Part of the difficulty stems from the fact that hot air doesn’t rise in microgravity. Therefore, Nanoracks had to cook up a way to transfer heat to items the ISS crew bakes.

The Zero G Oven uses electric heating elements around a cylindrical chamber to create warm air. Similar to a toaster, the air surrounds and heats food at its center.

Getting cookie dough hot enough in the space oven to bake it is quite an accomplishment. However, keeping the dough anchored and preventing it from floating around as it cooks is another challenge.

According to Space.com, a silicone pouch with an aluminum frame holds the “puck-shaped” cookie dough. The frame serves as a baking tray and filter. This system allows hot air to escape without sending out crumbs. Though seemingly harmless, free-floating food particles could clog space station vents or damage equipment.

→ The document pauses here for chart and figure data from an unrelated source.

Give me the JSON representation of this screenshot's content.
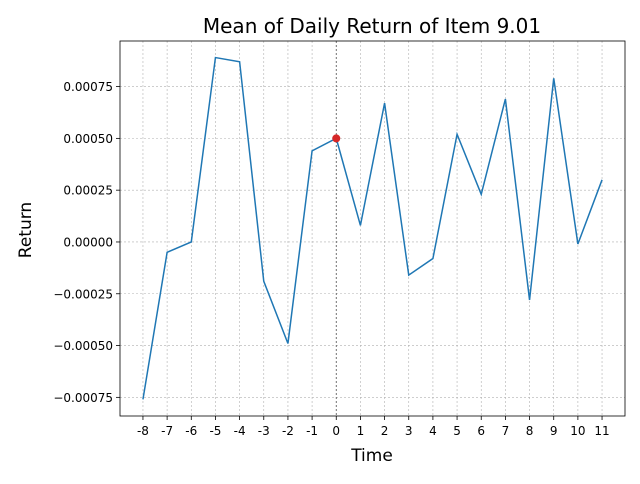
{
  "chart_data": {
    "type": "line",
    "title": "Mean of Daily Return of Item 9.01",
    "xlabel": "Time",
    "ylabel": "Return",
    "x": [
      -8,
      -7,
      -6,
      -5,
      -4,
      -3,
      -2,
      -1,
      0,
      1,
      2,
      3,
      4,
      5,
      6,
      7,
      8,
      9,
      10,
      11
    ],
    "x_tick_labels": [
      "-8",
      "-7",
      "-6",
      "-5",
      "-4",
      "-3",
      "-2",
      "-1",
      "0",
      "1",
      "2",
      "3",
      "4",
      "5",
      "6",
      "7",
      "8",
      "9",
      "10",
      "11"
    ],
    "series": [
      {
        "values": [
          -0.00076,
          -5e-05,
          0.0,
          0.00089,
          0.00087,
          -0.00019,
          -0.00049,
          0.00044,
          0.0005,
          8e-05,
          0.00067,
          -0.00016,
          -8e-05,
          0.00052,
          0.00023,
          0.00069,
          -0.00028,
          0.00079,
          -1e-05,
          0.0003
        ],
        "color": "#1f77b4"
      }
    ],
    "highlight_point": {
      "x": 0,
      "y": 0.0005,
      "color": "#d62728"
    },
    "event_line_x": 0,
    "y_ticks": [
      -0.00075,
      -0.0005,
      -0.00025,
      0.0,
      0.00025,
      0.0005,
      0.00075
    ],
    "y_tick_labels": [
      "−0.00075",
      "−0.00050",
      "−0.00025",
      "0.00000",
      "0.00025",
      "0.00050",
      "0.00075"
    ],
    "xlim": [
      -8.95,
      11.95
    ],
    "ylim": [
      -0.00084,
      0.00097
    ],
    "grid": true
  }
}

Enjoying Ready-Made Cookies

DoubleTree by Hilton’s guests enjoy the brand’s trademark warm chocolate chip cookies upon hotel check-in. The company sent enough dough to the ISS to bake five space cookies. They also launched a batch of pre-baked cookies in a special commemorative tin.

“We did not want to deprive any of the astronauts of having the opportunity to eat some freshly-baked cookies, so in addition to the dough that they’re going to bake in the oven, we are sending a tin of our cookies up as part of the launch as well,” Kristen Savoy, senior manager for global brand communications at Hilton, told collectSPACE.

Members of the public can purchase the collectible container on the hotel franchise’s Cookies in Space website. Now celebrating 100 years in the hospitality industry, the brand is also featuring space-themed recipes for its annual cookie cookbook.

Overall, the Zero G Oven experiment will explore how microgravity affects baking. The study also aims to provide astronauts with fresh-baked, flavorful food options.

After the ISS crew bakes the cookies, they will send three of them back to NASA for further testing.